Su condición de Padre Apostólico (se denomina así a quienes fueron discípulos directos de los apóstoles), le confirió a san Ignacio de Antioquía, un incuestionable ascendiente que se plasmó camino de Roma (cuando lo llevaban al martirio), en sendas cartas que escribió a las iglesias de Éfeso, Magnesia, Tralles, Esmirna, Filadelfia, Roma –y una especial a san Policarpo–, en las que hacía énfasis en que Jesús es hijo de Dios y de María y por lo tanto posee las dos naturalezas: humana y divina; el parto virginal y la subsecuente virginidad de María; acuñó la palabra Eucaristía, sacramento que describió así: “Usad una sola Eucaristía; porque la carne de Jesucristo Nuestro Señor es una y uno el cáliz para unirnos a todos en su sangre”; señaló que el día del Señor era el domingo y no el sábado de los judíos; afirmó que la Iglesia es una institución divina e infalible que debe permanecer unida y sometida a la autoridad de los obispos y recordó que éstos estaban por encima de sacerdotes y diáconos, quienes le debían al prelado absoluta obediencia y que la Iglesia de Roma y su obispo, tenían preeminencia y supremacía sobre las demás.
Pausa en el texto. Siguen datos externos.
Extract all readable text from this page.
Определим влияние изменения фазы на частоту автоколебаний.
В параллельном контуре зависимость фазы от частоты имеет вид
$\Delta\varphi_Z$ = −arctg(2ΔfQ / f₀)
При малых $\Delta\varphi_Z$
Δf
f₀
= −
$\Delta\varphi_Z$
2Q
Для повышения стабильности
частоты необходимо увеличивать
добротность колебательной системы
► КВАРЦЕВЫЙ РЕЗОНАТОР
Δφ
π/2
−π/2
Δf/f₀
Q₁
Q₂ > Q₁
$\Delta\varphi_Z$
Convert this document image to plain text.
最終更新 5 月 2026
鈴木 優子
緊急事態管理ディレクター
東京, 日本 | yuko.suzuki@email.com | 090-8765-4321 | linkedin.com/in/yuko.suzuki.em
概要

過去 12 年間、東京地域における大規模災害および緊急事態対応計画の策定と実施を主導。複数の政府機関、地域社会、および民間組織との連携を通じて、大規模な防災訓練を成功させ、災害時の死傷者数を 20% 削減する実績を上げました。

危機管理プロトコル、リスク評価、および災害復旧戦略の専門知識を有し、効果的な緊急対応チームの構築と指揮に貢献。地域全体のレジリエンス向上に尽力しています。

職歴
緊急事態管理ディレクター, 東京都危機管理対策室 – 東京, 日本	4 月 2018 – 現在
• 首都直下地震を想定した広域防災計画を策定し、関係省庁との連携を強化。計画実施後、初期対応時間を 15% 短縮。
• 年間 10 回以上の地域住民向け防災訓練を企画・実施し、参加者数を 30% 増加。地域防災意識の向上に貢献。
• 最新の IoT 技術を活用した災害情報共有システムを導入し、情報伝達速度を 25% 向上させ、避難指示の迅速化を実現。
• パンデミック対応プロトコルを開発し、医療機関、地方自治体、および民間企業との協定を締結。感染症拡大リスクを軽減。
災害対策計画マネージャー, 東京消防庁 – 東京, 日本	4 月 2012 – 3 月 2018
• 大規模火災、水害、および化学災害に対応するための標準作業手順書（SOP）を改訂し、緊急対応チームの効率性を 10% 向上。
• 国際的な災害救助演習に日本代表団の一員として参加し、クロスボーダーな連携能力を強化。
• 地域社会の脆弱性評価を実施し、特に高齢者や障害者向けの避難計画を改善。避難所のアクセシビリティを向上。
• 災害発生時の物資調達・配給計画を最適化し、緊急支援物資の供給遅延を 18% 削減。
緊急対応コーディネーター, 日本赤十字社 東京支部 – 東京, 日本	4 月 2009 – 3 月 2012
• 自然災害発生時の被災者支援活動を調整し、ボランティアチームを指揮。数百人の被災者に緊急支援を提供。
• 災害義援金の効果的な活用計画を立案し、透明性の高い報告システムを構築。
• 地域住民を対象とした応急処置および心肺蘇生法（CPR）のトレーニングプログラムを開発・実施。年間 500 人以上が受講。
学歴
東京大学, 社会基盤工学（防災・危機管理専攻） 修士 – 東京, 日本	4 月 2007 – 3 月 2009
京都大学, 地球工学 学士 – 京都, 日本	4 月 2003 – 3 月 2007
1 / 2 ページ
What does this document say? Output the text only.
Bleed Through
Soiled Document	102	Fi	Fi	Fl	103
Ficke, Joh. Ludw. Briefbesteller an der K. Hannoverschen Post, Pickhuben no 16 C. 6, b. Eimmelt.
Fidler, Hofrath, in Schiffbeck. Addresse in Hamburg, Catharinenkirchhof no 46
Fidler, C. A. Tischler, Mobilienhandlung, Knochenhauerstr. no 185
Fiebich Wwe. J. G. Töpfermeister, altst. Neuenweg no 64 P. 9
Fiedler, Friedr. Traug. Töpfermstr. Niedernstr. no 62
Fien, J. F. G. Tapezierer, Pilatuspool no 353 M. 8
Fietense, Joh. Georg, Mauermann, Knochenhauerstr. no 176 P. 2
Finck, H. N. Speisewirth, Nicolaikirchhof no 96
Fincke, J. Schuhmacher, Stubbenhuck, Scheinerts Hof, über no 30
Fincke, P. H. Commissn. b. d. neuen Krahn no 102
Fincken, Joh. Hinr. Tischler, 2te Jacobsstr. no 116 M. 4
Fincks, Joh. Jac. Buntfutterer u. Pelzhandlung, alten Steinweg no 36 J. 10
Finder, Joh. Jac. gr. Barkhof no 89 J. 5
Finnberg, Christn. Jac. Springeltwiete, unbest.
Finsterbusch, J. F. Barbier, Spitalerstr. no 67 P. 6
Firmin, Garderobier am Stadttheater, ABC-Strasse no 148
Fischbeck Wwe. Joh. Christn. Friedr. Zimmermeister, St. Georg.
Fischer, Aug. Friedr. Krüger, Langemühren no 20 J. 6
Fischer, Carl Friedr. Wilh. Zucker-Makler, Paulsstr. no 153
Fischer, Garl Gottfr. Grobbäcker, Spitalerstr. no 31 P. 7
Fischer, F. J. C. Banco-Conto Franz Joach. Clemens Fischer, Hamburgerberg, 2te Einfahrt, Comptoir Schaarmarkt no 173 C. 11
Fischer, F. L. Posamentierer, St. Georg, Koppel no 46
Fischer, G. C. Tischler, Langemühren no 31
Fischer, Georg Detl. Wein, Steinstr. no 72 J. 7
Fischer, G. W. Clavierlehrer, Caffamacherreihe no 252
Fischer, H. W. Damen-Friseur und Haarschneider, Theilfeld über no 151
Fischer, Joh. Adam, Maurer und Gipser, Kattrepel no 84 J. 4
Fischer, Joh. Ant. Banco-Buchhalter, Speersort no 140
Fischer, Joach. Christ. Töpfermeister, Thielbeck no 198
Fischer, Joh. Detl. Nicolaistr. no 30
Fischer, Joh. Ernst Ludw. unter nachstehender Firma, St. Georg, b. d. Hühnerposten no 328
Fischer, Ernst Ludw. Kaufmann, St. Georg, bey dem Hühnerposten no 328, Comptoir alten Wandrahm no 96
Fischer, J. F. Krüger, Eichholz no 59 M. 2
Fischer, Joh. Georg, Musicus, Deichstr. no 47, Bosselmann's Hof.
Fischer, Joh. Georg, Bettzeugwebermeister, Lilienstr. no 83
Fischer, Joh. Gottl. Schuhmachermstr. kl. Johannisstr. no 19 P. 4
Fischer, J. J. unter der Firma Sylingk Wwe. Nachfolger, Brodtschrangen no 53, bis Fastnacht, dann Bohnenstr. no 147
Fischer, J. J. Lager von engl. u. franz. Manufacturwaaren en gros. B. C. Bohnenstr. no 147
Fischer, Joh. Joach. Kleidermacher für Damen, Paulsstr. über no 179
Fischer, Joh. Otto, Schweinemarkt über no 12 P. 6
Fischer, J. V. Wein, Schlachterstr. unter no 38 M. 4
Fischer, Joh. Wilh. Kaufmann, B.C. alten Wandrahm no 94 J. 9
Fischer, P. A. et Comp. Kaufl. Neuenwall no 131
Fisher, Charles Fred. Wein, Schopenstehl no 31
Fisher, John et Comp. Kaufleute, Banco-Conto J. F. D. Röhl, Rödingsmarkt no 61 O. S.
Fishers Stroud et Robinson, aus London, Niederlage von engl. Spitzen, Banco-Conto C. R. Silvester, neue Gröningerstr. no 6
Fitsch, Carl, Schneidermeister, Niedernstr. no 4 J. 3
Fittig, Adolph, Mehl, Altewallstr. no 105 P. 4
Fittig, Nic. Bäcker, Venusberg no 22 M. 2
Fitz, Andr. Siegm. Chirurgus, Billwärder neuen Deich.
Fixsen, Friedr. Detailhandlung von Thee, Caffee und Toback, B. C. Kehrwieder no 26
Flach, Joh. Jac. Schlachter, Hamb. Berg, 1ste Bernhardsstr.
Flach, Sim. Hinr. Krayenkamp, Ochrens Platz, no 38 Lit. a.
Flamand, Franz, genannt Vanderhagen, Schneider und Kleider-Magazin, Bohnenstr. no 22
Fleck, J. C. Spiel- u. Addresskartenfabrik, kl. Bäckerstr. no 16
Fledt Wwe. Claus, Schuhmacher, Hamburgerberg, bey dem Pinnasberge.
Esta doctrina, sustentada en las epístolas ya mencionadas, se convirtió en el fundamento del magisterio eclesial y por ello san Ignacio de Antioquía es una de las figuras cimeras de nuestra Iglesia Católica y su mérito se agiganta con su martirio –que fue uno de los más crueles de la historia– y sucedió tal cual lo describió en la cruda despedida que quedó consignada así, en la Carta que escribió a los Romanos: “Dejadme que sea entregado a las fieras, puesto que por ellas puedo llegar a Dios. Soy el trigo de Dios, y soy molido por las dentelladas de las fieras, para que pueda ser hallado pan puro, de Cristo”. Por eso hoy 17 de octubre, día de su festividad, pidámosle a san Ignacio de Antioquía, que nos muestre el camino de la santidad.